ECE Department Seminar 

 

Bayesian-based Multi-Objective Neural Architecture Search for Accurate, Fast, and Efficient Algorithm-Hardware Co-design 

 

Maryam Parsa, Ph.D. 

Postdoctoral Research Associate 

Oak Ridge National Laboratory 

 

Monday, March 1, 2021 

10:00 am – 11:00 am 

Zoom Meeting Link: 

https://gmu.zoom.us/j/91203249183 

 

 

Abstract: Neuromorphic systems has the potential to achieve energy-efficiency over traditional deep learning systems. In recent years, several algorithms have been developed for spiking NNs (SNNs) suitable for event driven neuromorphic hardware. However, SNNs often provide lower accuracy than their artificial NNs (ANNs) counterparts or require computationally expensive and slow training/inference methods.
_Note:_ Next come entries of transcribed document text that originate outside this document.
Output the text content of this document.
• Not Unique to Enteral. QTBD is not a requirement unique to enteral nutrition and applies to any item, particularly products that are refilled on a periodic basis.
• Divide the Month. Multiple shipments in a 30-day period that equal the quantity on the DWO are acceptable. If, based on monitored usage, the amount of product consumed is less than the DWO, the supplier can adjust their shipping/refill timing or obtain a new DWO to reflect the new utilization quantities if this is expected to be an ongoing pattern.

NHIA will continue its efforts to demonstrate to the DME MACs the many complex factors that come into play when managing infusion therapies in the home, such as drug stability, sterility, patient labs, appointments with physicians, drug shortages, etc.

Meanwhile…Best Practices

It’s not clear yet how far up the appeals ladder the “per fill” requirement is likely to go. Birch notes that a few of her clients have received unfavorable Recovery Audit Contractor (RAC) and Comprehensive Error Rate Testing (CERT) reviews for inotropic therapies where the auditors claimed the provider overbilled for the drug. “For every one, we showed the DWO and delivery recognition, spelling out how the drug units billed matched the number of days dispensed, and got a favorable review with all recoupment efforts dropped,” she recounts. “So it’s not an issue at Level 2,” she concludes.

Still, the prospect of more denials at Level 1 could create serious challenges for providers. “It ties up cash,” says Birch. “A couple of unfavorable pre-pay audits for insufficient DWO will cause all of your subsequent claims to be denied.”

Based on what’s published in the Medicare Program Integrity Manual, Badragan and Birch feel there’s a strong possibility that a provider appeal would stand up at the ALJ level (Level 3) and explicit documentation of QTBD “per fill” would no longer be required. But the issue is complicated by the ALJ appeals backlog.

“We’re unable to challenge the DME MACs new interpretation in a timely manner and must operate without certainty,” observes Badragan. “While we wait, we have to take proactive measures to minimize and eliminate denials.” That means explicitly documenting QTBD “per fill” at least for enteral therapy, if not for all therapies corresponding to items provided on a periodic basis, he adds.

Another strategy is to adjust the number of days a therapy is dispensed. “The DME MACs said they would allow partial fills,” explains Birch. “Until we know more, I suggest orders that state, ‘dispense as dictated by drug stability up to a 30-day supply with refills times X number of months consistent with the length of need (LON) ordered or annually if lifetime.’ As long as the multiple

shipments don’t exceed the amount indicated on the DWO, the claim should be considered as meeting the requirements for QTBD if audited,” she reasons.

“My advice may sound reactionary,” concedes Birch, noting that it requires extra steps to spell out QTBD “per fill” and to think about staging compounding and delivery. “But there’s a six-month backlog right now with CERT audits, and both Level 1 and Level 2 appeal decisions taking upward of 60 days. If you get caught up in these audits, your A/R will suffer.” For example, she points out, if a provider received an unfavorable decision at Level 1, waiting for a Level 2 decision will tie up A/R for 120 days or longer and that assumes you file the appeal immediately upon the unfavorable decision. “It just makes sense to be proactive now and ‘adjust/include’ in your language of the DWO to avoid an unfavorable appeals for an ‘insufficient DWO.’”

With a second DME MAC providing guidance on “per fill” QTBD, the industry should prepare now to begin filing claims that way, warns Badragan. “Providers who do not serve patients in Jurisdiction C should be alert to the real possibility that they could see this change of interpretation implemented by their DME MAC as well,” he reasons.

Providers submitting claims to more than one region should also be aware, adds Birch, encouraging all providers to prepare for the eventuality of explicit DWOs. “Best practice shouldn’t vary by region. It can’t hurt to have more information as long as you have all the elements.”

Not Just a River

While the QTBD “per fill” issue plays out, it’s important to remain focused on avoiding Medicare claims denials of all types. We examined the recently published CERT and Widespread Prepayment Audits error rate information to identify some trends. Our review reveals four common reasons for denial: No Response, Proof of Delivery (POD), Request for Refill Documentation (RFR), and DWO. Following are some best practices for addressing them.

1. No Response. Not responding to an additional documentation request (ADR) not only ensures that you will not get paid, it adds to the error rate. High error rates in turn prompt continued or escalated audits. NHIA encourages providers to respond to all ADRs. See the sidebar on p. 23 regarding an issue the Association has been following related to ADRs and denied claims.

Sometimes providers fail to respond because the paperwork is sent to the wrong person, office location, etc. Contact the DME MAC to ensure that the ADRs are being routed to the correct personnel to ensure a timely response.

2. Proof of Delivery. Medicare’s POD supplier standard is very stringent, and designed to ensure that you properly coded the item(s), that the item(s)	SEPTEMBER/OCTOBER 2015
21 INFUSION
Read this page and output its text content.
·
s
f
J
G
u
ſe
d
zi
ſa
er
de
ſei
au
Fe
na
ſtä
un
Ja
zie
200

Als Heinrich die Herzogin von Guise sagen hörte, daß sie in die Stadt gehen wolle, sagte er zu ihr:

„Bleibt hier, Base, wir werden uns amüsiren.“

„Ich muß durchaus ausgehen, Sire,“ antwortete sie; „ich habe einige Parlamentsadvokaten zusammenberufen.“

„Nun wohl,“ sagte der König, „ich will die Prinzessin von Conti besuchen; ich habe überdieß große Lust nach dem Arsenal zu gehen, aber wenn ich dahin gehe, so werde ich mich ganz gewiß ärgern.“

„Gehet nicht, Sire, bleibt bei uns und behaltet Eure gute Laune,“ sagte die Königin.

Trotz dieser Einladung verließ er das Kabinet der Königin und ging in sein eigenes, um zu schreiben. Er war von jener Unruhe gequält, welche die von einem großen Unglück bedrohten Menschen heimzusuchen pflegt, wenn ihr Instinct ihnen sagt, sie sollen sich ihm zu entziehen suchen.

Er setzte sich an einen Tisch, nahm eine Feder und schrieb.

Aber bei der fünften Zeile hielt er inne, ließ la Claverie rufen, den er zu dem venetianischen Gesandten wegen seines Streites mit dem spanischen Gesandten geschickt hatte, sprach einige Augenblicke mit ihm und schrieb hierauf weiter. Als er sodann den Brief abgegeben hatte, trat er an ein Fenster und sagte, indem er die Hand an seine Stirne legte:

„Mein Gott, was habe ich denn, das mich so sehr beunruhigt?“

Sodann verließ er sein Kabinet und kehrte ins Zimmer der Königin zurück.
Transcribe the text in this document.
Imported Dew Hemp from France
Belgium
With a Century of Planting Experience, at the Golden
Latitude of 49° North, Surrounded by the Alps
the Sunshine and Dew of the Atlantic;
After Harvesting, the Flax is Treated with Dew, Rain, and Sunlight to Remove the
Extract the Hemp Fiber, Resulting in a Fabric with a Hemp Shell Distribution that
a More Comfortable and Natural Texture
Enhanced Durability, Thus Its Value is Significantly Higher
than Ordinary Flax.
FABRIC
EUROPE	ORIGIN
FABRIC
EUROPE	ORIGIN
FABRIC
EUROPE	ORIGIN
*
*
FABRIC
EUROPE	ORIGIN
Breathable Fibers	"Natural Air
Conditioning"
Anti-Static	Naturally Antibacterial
To close this gap, designers typically rely on reconfiguring SNNs through adjustments in the neuron/synapse model or training algorithm itself. Nevertheless, these steps incur significant design time, while still lacking the desired improvement in terms of training/inference times (latency). Designing SNNs that can mimic the accuracy of ANNs with reasonable training times is an exigent challenge in neuromorphic computing. 

  

In this work, a versatile multi-objective Bayesian-based neural architecture search (NAS) is developed for automatically tuning hyperparameters of several state-of-the-art SNN training algorithms, and their underlying hardware. These include evolutionary-based, conversion-based, and back propagation-based training methods on CMOS and Beyond CMOS accelerators. Without the need to redesign or invent new training algorithms/architectures, not only significant performance improvements in terms of accuracy are observed, but also the energy requirements and latency in terms of speed of training and inference are also drastically reduced. This talk will also include my follow up research plans in the areas of computational neuroscience and brain-inspired computing. 

  

Bio: Maryam Parsa is a postdoctoral research associate at Oak Ridge National Laboratory (ORNL) in Beyond Moore Computing group, Computer Science and Mathematics Division (CSMD). She received her PhD from the department of Electrical and Computer Engineering at Purdue University in 2020 with prestigious four-year INTEL/SRC PhD fellowship at the Center for Brain Inspired Computing (C-BRIC) under supervision of Prof. Kaushik Roy, followed by one-year at ORNL on ASTRO Fellowship. During her graduate studies she interned as a graduate researcher at the Intel Corporation and at ORNL as ASTRO fellow. She is also a recipient of student presenter award at TECHCON 2018, the Ross fellowship at Purdue University, and first place IEEE award at University of Ottawa. Her primary research interests are Brain-Inspired Algorithm-Hardware Codesign, Neuromorphic Computing, Neural Architecture Search (NAS), Energy-Efficient AI, and Bayesian Optimization.